Énième initiative commerciale de Carrefour. Après le plan pouvoir d’achat (c’était en 2008 avec, rappelez-vous, le remboursement de la TVA), PromoLibre ou encore Yap-Yap, voici donc la «Garantie Prix le plus bas». 500 produits, pour l’essentiel des majeurs, dont Carrefour entend garantir le meilleur prix possible.
Sur le papier, Carrefour a tout compris. Sur les achats alimentaires, le prix a toujours été, et restera, la clé du succès. Au moins pour une enseigne qui affiche des ambitions autres que d’occuper une niche de marché ! A ceux qui en doutent (il en reste), la saga Leclerc l’illustre à merveille : 0,7 point de part de marché engrangé en 2011, 2,5 pts sur la décennie précédente. Et à ceux qui ont un brin de mémoire, la triste décadence d’Euromarché (dont Carrefour avait profité, c’était il y a 20 ans déjà !) l’avait en son temps tout autant illustré…
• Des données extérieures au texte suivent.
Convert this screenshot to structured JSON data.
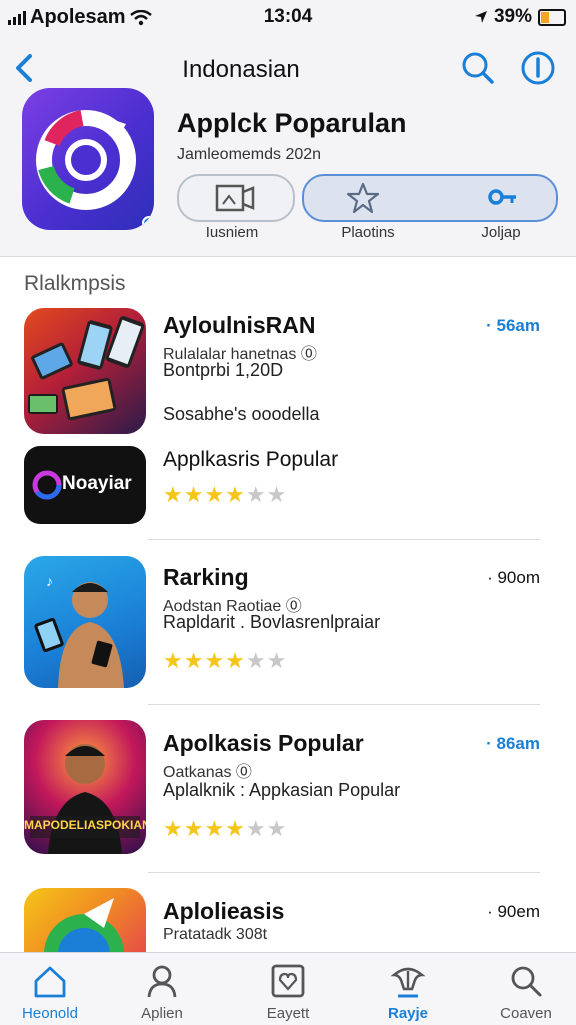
{
  "status": {
    "carrier": "Apolesam",
    "time": "13:04",
    "battery": "39%",
    "battery_level": 0.39
  },
  "header": {
    "nav_title": "Indonasian"
  },
  "app": {
    "title": "Applck Poparulan",
    "subtitle": "Jamleomemds 202n",
    "buttons": [
      {
        "label": "Iusniem",
        "icon": "media-icon"
      },
      {
        "label": "Plaotins",
        "icon": "star-icon"
      },
      {
        "label": "Joljap",
        "icon": "key-icon"
      }
    ]
  },
  "section": {
    "title": "Rlalkmpsis"
  },
  "list": [
    {
      "title": "AyloulnisRAN",
      "line1": "Rulalalar hanetnas ⓪",
      "line2": "Bontprbi 1,20D",
      "line3": "Sosabhe's ooodella",
      "size": "· 56am",
      "size_color": "#1a7fd6"
    },
    {
      "title": "Applkasris Popular",
      "thumb_text": "Noayiar",
      "rating": 3.5
    },
    {
      "title": "Rarking",
      "line1": "Aodstan Raotiae ⓪",
      "line2": "Rapldarit  .  Bovlasrenlpraiar",
      "size": "· 90om",
      "rating": 3.5
    },
    {
      "title": "Apolkasis Popular",
      "line1": "Oatkanas ⓪",
      "line2": "Aplalknik  :  Appkasian Popular",
      "size": "· 86am",
      "size_color": "#1a7fd6",
      "thumb_text": "MAPODELIASPOKIAN",
      "rating": 3.5
    },
    {
      "title": "Aplolieasis",
      "line1": "Pratatadk 308t",
      "size": "· 90em"
    }
  ],
  "tabs": [
    {
      "label": "Heonold",
      "icon": "home-icon"
    },
    {
      "label": "Aplien",
      "icon": "person-icon"
    },
    {
      "label": "Eayett",
      "icon": "heart-box-icon"
    },
    {
      "label": "Rayje",
      "icon": "gift-icon"
    },
    {
      "label": "Coaven",
      "icon": "search-icon"
    }
  ]
}
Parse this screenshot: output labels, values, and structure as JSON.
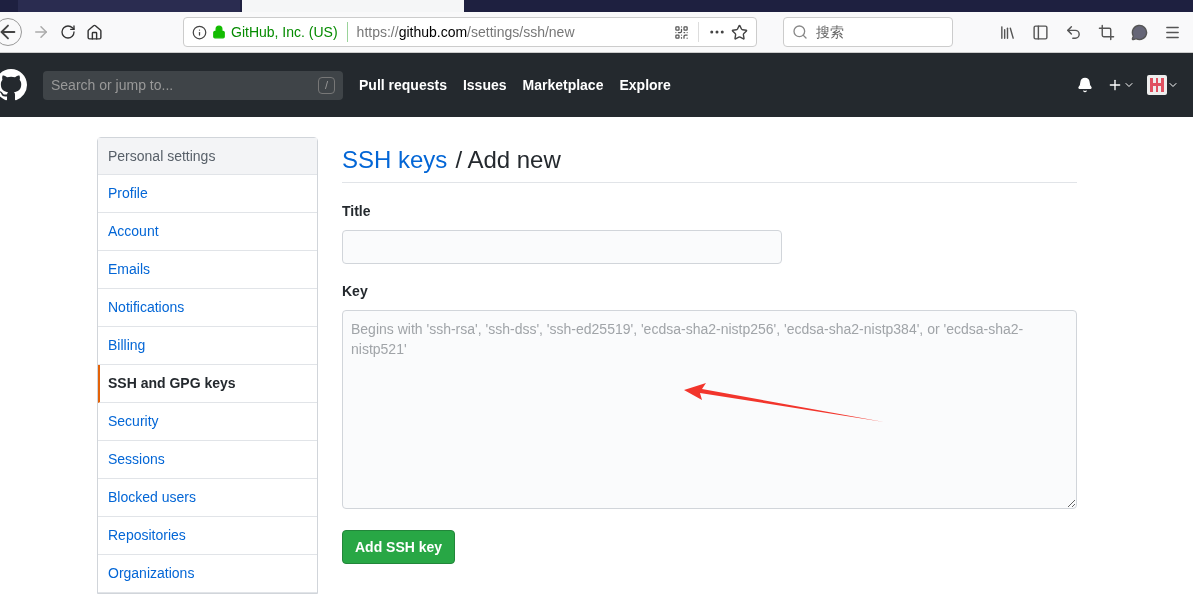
{
  "browser": {
    "tabs": [
      {
        "selected": false
      },
      {
        "selected": true
      }
    ],
    "identity": "GitHub, Inc. (US)",
    "url_scheme": "https://",
    "url_host": "github.com",
    "url_path": "/settings/ssh/new",
    "search_placeholder": "搜索"
  },
  "header": {
    "search_placeholder": "Search or jump to...",
    "slash_key": "/",
    "nav": [
      "Pull requests",
      "Issues",
      "Marketplace",
      "Explore"
    ]
  },
  "sidebar": {
    "title": "Personal settings",
    "items": [
      {
        "label": "Profile",
        "selected": false
      },
      {
        "label": "Account",
        "selected": false
      },
      {
        "label": "Emails",
        "selected": false
      },
      {
        "label": "Notifications",
        "selected": false
      },
      {
        "label": "Billing",
        "selected": false
      },
      {
        "label": "SSH and GPG keys",
        "selected": true
      },
      {
        "label": "Security",
        "selected": false
      },
      {
        "label": "Sessions",
        "selected": false
      },
      {
        "label": "Blocked users",
        "selected": false
      },
      {
        "label": "Repositories",
        "selected": false
      },
      {
        "label": "Organizations",
        "selected": false
      }
    ]
  },
  "form": {
    "breadcrumb_link": "SSH keys",
    "breadcrumb_rest": "/ Add new",
    "title_label": "Title",
    "key_label": "Key",
    "key_placeholder": "Begins with 'ssh-rsa', 'ssh-dss', 'ssh-ed25519', 'ecdsa-sha2-nistp256', 'ecdsa-sha2-nistp384', or 'ecdsa-sha2-nistp521'",
    "submit": "Add SSH key"
  }
}
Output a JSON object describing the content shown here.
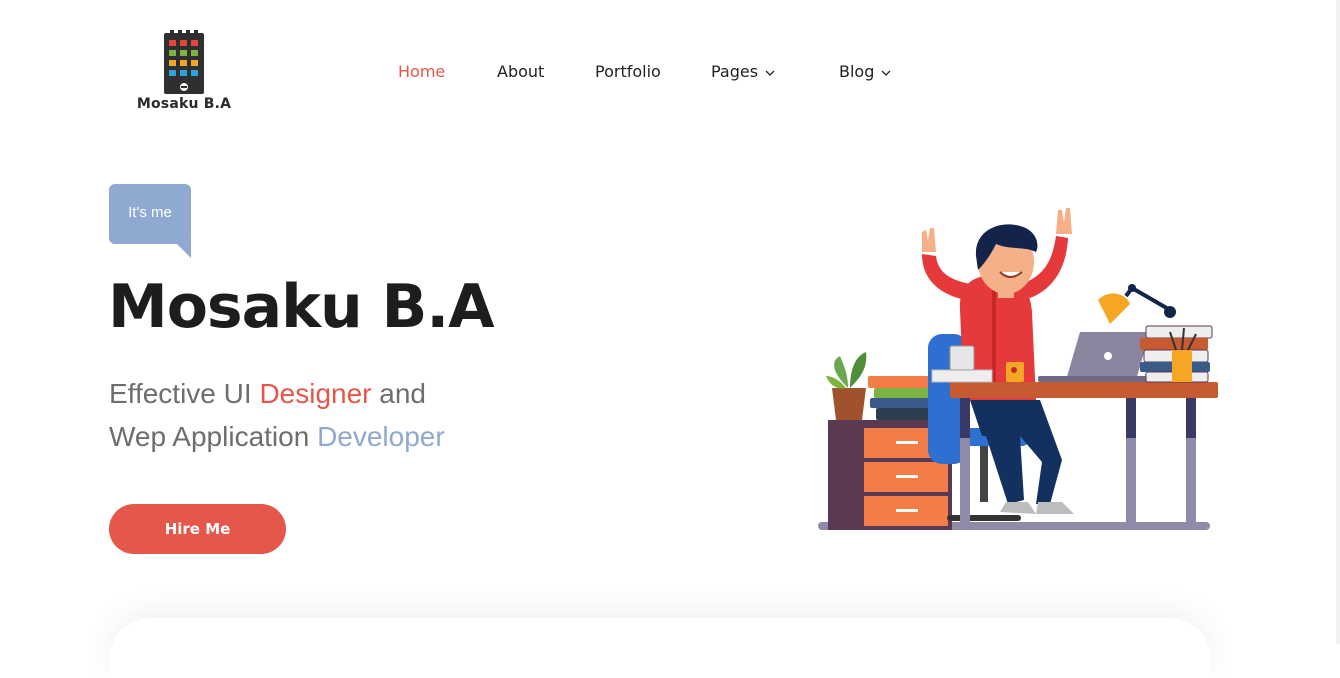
{
  "brand": {
    "name": "Mosaku B.A",
    "icon": "building-logo-icon"
  },
  "nav": {
    "items": [
      {
        "label": "Home",
        "active": true
      },
      {
        "label": "About",
        "active": false
      },
      {
        "label": "Portfolio",
        "active": false
      },
      {
        "label": "Pages",
        "active": false,
        "dropdown": true
      },
      {
        "label": "Blog",
        "active": false,
        "dropdown": true
      }
    ]
  },
  "hero": {
    "badge": "It's me",
    "title": "Mosaku B.A",
    "line1_pre": "Effective UI ",
    "line1_highlight": "Designer",
    "line1_post": " and",
    "line2_pre": "Wep Application ",
    "line2_highlight": "Developer",
    "cta_label": "Hire Me"
  },
  "colors": {
    "accent_red": "#e5574a",
    "accent_blue": "#8fa9d0",
    "text_dark": "#1d1d1d",
    "text_muted": "#6e6e6e"
  }
}
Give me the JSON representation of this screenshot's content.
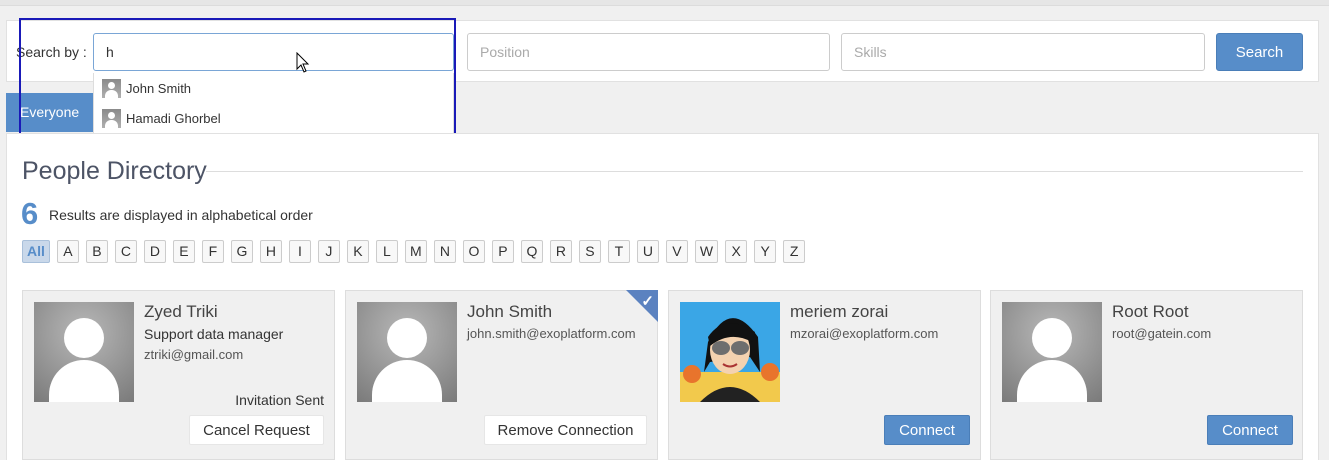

«Deux fois la différence» donne du sens à l’engagement
Mais l’intérêt de la Garantie Prix le plus bas va au-delà de la simple promesse. Ce faisant, Carrefour démontre une honorable vision de ce que doit être aujourd’hui une relation-client aboutie. Il y a, en premier lieu, le remboursement de deux fois la différence. N’en déplaise à ceux qui en font pourtant le point cardinal de leur politique commerciale, rembourser simplement la différence n’a pas de valeur. Comme si, d’une manière générale, la justice ne condamnait qu’à la réparation du forfait commis et négligeait toute pénalité. Non ! La contrition prend sa source dans la punition. Sans pour autant en faire une vérité (seule l’expérience en attestera) «Deux fois la différence», ainsi que l’annonce Carrefour, donne du sens à l’engagement, à l’image, par exemple, de Leroy Merlin.
Au-delà, Carrefour a, au passage, revu sa signature. Après le retour du «positif», bien trop abstrait, voici donc «Les prix bas, la confiance en plus». C’est toute l’audace du nouveau Carrefour que Noël Prioux veut inventer, neuf mois après avoir pris la tête de l’activité française. Neuf mois pour accoucher d’un «claim» qui résume l’ambition ultime de tout distributeur. Le prix, bien sûr. Mais surtout la confiance. Car la préférence (qui doit être l’élément fondateur de toute politique de relation-client digne de ce nom) a la confiance comme préalable absolue. Dans une époque marquée par une objective sur-abondance d’offre (qui peut décemment estimer manquer de surfaces commerciales ?), point de préférence sans confiance. C’est sans doute parce que Carrefour en souffre plus que les autres – la faute à un extraodinaire zig-zag stratégique sur les dernières années – que l’enseigne en a acquis la conviction.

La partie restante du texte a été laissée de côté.